Хотя Хакимджан и был на год старше меня и злил иногда своей неразговорчивостью, мы всегда делили с ним наши игры. Может быть, меня привлекала тогда его терпеливость? Обидит ли его кто-нибудь, дадут ли ему подножку или насыплют пыли за шиворот, он никогда не плакал, только часто-часто моргал глазами. И еще: любил Хакимджан товарищей угощать. Каких только вкусных вещей не притаскивал он для нас! Масленые блины, пирожки, лесные орехи, припасенные его бабушкой. А сколько колотушек получал за это от деда, плешивого Минлебая! Хакимджан и сегодня принес конфет в бахромчатой обертке, три расписных пряника. Хотел я дать ему один пряник обратно, но он покачал головой и отказался.
Обегав вдоль и поперек весь майдан, мы остановились возле скакунов, нетерпеливо бивших землю копытами. Здесь полно хлопот и забот. Мальчишки, которым предстояло ехать на скакунах, поснимали обувку, чтоб весу лишнего не иметь, в одних чулках остались, чтобы в уши не надуло, повязались платками. Хозяева лошадей, кажется, вовсе потеряли покой — то уздечки на них подправят, то по холке погладят, тревожатся.
Чуть в сторонке сидят на корточках старики, ждут, когда скачки начнутся. У них — своя беседа.

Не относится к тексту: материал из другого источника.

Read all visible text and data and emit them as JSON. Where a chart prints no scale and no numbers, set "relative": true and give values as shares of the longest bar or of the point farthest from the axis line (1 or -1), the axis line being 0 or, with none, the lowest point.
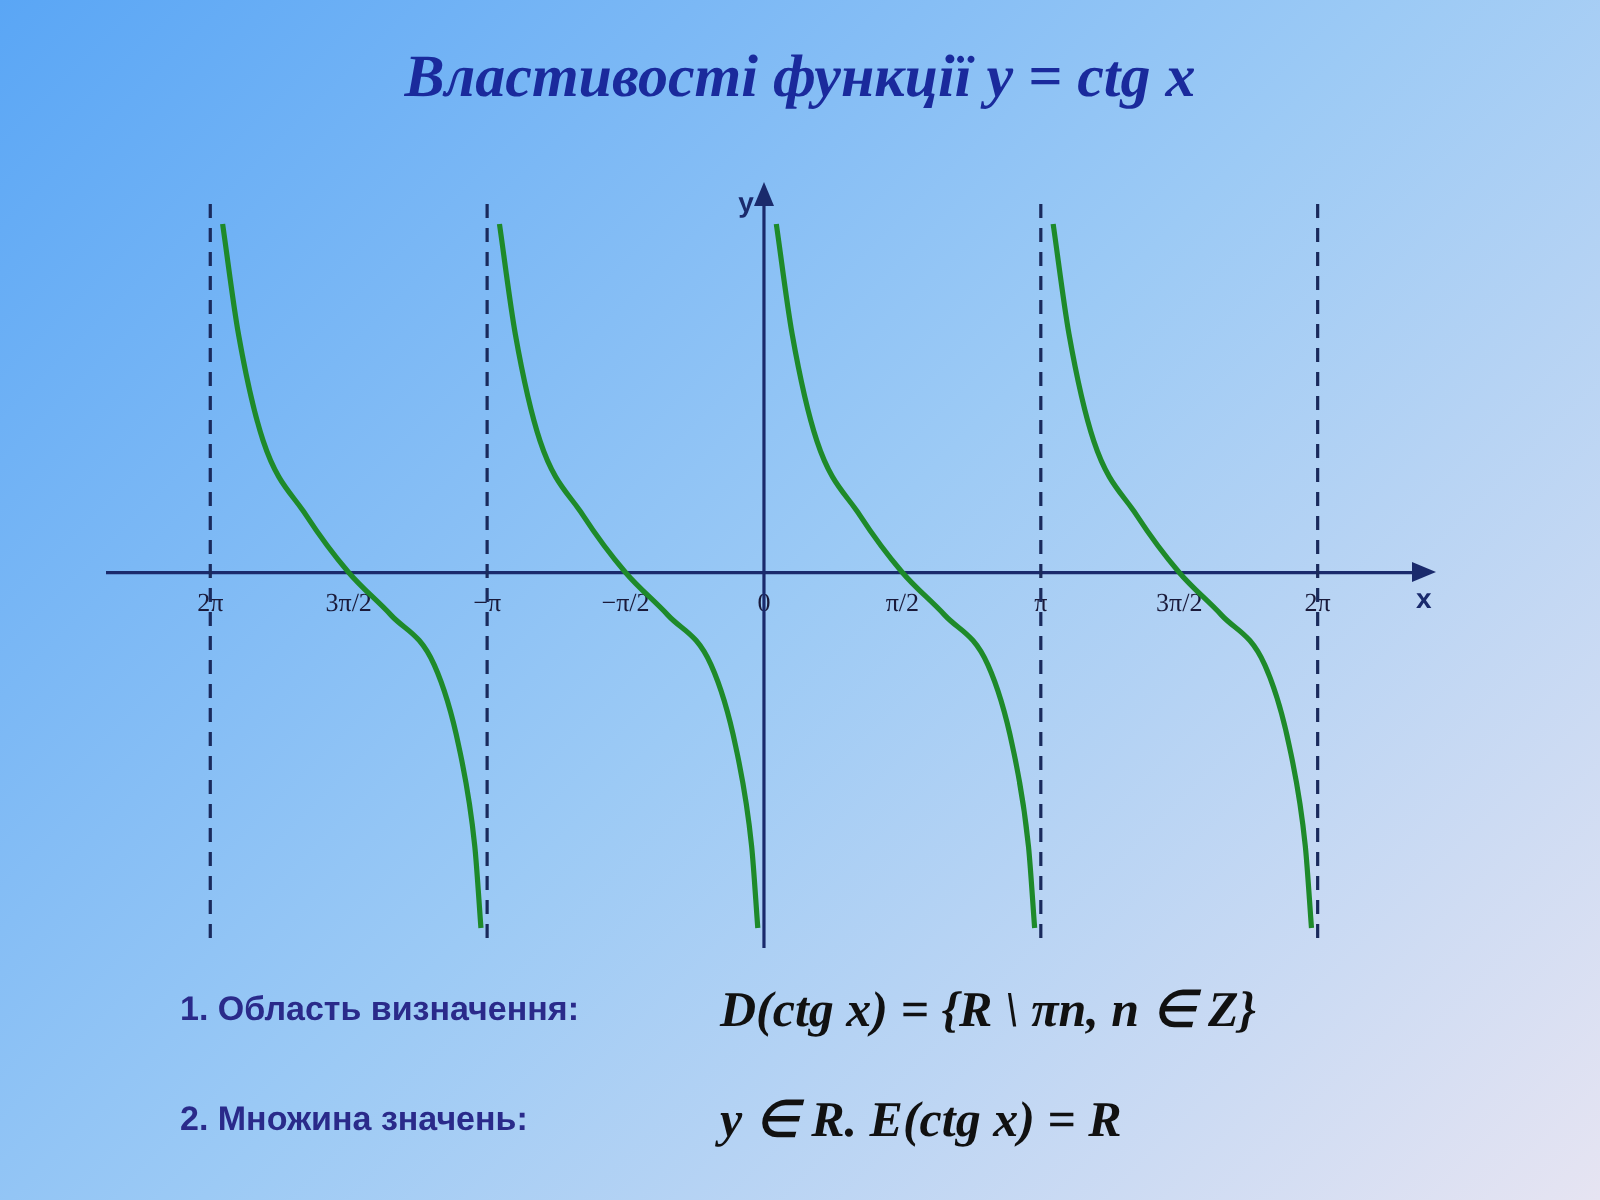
{
  "chart_data": {
    "type": "line",
    "title": "Властивості функції y = ctg x",
    "xlabel": "x",
    "ylabel": "y",
    "relative": true,
    "xlim": [
      -7.44,
      7.35
    ],
    "xticks": [
      {
        "value": -6.28,
        "label": "2π"
      },
      {
        "value": -4.71,
        "label": "3π/2"
      },
      {
        "value": -3.14,
        "label": "−π"
      },
      {
        "value": -1.57,
        "label": "−π/2"
      },
      0,
      {
        "value": 1.57,
        "label": "π/2"
      },
      {
        "value": 3.14,
        "label": "π"
      },
      {
        "value": 4.71,
        "label": "3π/2"
      },
      {
        "value": 6.28,
        "label": "2π"
      }
    ],
    "series": [
      {
        "color": "#1e8a2a",
        "x": [
          -6.14,
          -5.96,
          -5.68,
          -5.19,
          -4.71,
          -4.23,
          -3.74,
          -3.46,
          -3.28,
          -3.21
        ],
        "values": [
          0.98,
          0.67,
          0.37,
          0.16,
          0,
          -0.12,
          -0.26,
          -0.49,
          -0.77,
          -1
        ]
      },
      {
        "color": "#1e8a2a",
        "x": [
          -3.0,
          -2.82,
          -2.54,
          -2.05,
          -1.57,
          -1.09,
          -0.6,
          -0.32,
          -0.14,
          -0.07
        ],
        "values": [
          0.98,
          0.67,
          0.37,
          0.16,
          0,
          -0.12,
          -0.26,
          -0.49,
          -0.77,
          -1
        ]
      },
      {
        "color": "#1e8a2a",
        "x": [
          0.14,
          0.32,
          0.6,
          1.09,
          1.57,
          2.05,
          2.54,
          2.82,
          3.0,
          3.07
        ],
        "values": [
          0.98,
          0.67,
          0.37,
          0.16,
          0,
          -0.12,
          -0.26,
          -0.49,
          -0.77,
          -1
        ]
      },
      {
        "color": "#1e8a2a",
        "x": [
          3.28,
          3.46,
          3.74,
          4.23,
          4.71,
          5.19,
          5.68,
          5.96,
          6.14,
          6.21
        ],
        "values": [
          0.98,
          0.67,
          0.37,
          0.16,
          0,
          -0.12,
          -0.26,
          -0.49,
          -0.77,
          -1
        ]
      }
    ],
    "ref_lines": [
      {
        "axis": "x",
        "value": 0,
        "line_style": "solid",
        "color": "#1a2a6c"
      },
      {
        "axis": "x",
        "value": -6.28,
        "line_style": "dashed",
        "color": "#1a2a5c"
      },
      {
        "axis": "x",
        "value": -3.14,
        "line_style": "dashed",
        "color": "#1a2a5c"
      },
      {
        "axis": "x",
        "value": 3.14,
        "line_style": "dashed",
        "color": "#1a2a5c"
      },
      {
        "axis": "x",
        "value": 6.28,
        "line_style": "dashed",
        "color": "#1a2a5c"
      }
    ],
    "marker": "none",
    "grid": false,
    "legend": false,
    "annotations": [
      "1. Область визначення:",
      "D(ctg x) = {R \\ πn, n ∈ Z}",
      "2. Множина значень:",
      "y ∈ R.   E(ctg x) = R"
    ]
  }
}
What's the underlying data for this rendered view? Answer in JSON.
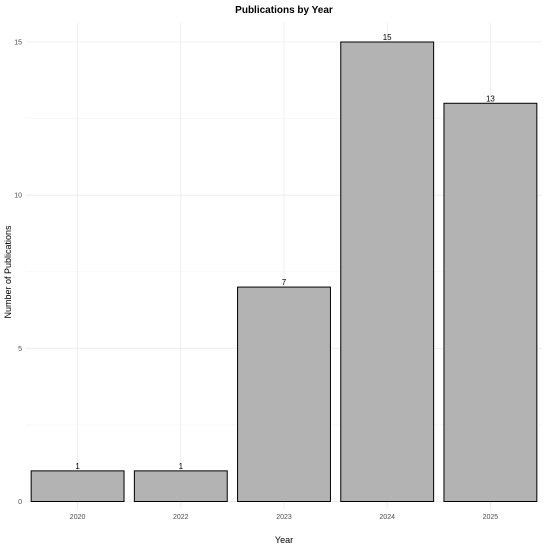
{
  "chart_data": {
    "type": "bar",
    "title": "Publications by Year",
    "xlabel": "Year",
    "ylabel": "Number of Publications",
    "categories": [
      "2020",
      "2022",
      "2023",
      "2024",
      "2025"
    ],
    "values": [
      1,
      1,
      7,
      15,
      13
    ],
    "data_labels": [
      "1",
      "1",
      "7",
      "15",
      "13"
    ],
    "ylim": [
      0,
      15.7
    ],
    "yticks": [
      0,
      5,
      10,
      15
    ],
    "ytick_labels": [
      "0",
      "5",
      "10",
      "15"
    ],
    "grid": true,
    "legend": "none",
    "bar_fill": "#b3b3b3",
    "bar_stroke": "#000000"
  }
}
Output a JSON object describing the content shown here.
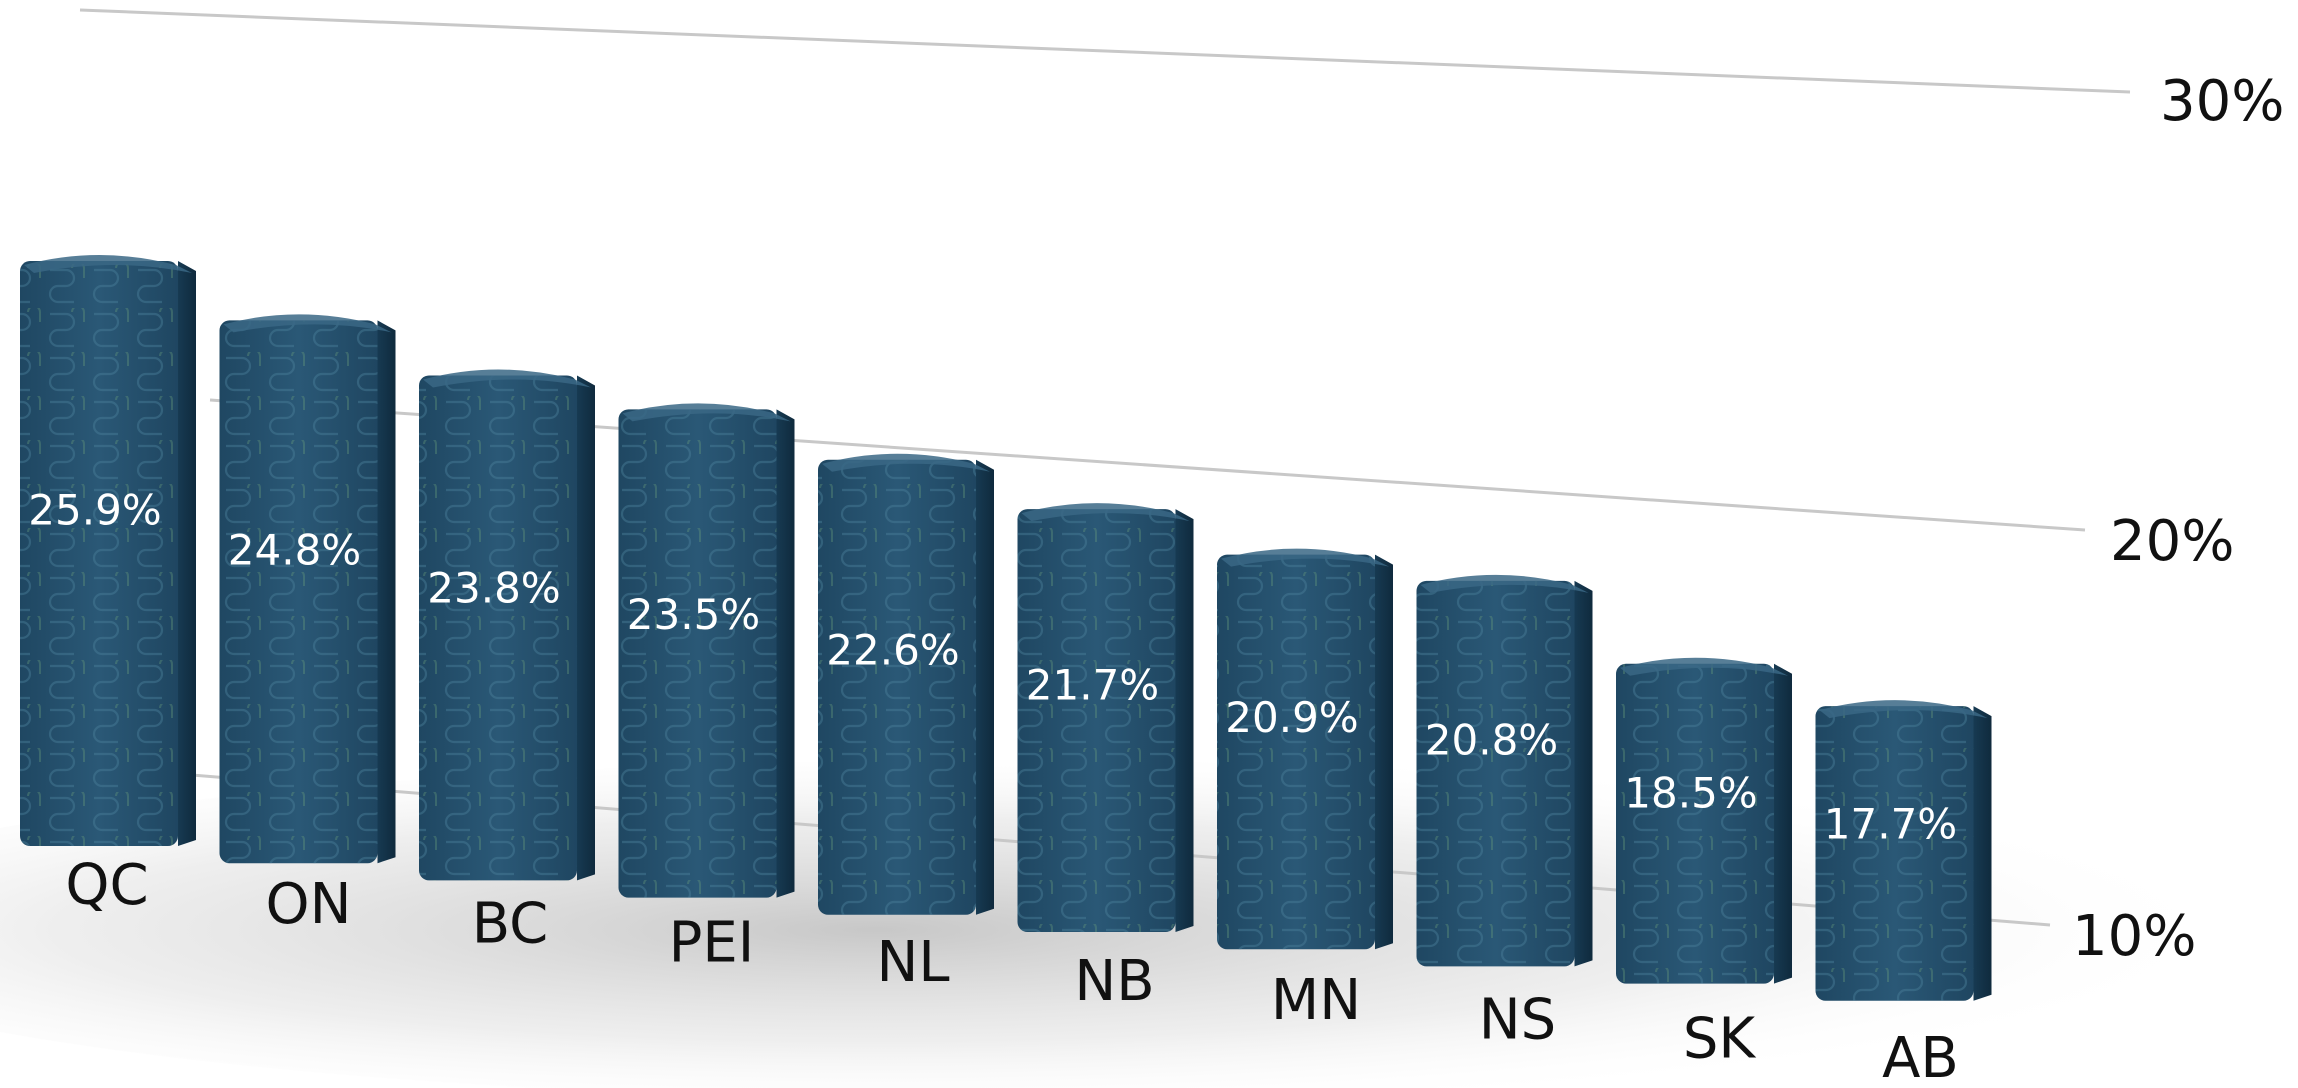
{
  "chart_data": {
    "type": "bar",
    "categories": [
      "QC",
      "ON",
      "BC",
      "PEI",
      "NL",
      "NB",
      "MN",
      "NS",
      "SK",
      "AB"
    ],
    "values": [
      25.9,
      24.8,
      23.8,
      23.5,
      22.6,
      21.7,
      20.9,
      20.8,
      18.5,
      17.7
    ],
    "value_labels": [
      "25.9%",
      "24.8%",
      "23.8%",
      "23.5%",
      "22.6%",
      "21.7%",
      "20.9%",
      "20.8%",
      "18.5%",
      "17.7%"
    ],
    "ylim": [
      10,
      30
    ],
    "yticks": [
      10,
      20,
      30
    ],
    "ytick_labels": [
      "10%",
      "20%",
      "30%"
    ],
    "grid": true,
    "style": "3d-perspective",
    "colors": {
      "bar_front": "#25506c",
      "bar_side": "#15334a",
      "bar_top": "#3a6785",
      "bar_pattern": "#3f7490",
      "gridline": "#c8c8c8",
      "value_label": "#ffffff",
      "category_label": "#111111"
    }
  }
}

— Откуда нынче коней-то запускать будут? — интересуется один. — От Нурмы или Мунчалковой опушки?
— Скажешь тоже, с Мунчалковой опушки! Это что тебе, козлиные скачки? Ты гляди, тут же настоящие аргамаки есть! Один гнедой Нимджа́на чего стоит!
— Ай-хай, Нимджанов-то гнедой как подобрался. Потоньшал! И живот подтянуло!
— Зато в груди просторен, дых у него вольный! Животом подборист, а в груди широк!
— В достатке ведь дело. В хлебушке. Ты голову ломаешь, как бы концы с концами свести, а Нимджан небось за зиму сколько овса да сколько хлеба жеребцу скормил!
— Ове-ос… Иного коня не токмо овсом — халвой корми, все одно толку не будет. Сказал бы, порода хороша, кровей, мол, настоящих, — это другое дело.
— Да, бывают такие легкокостные, ну прямо на крыльях летят!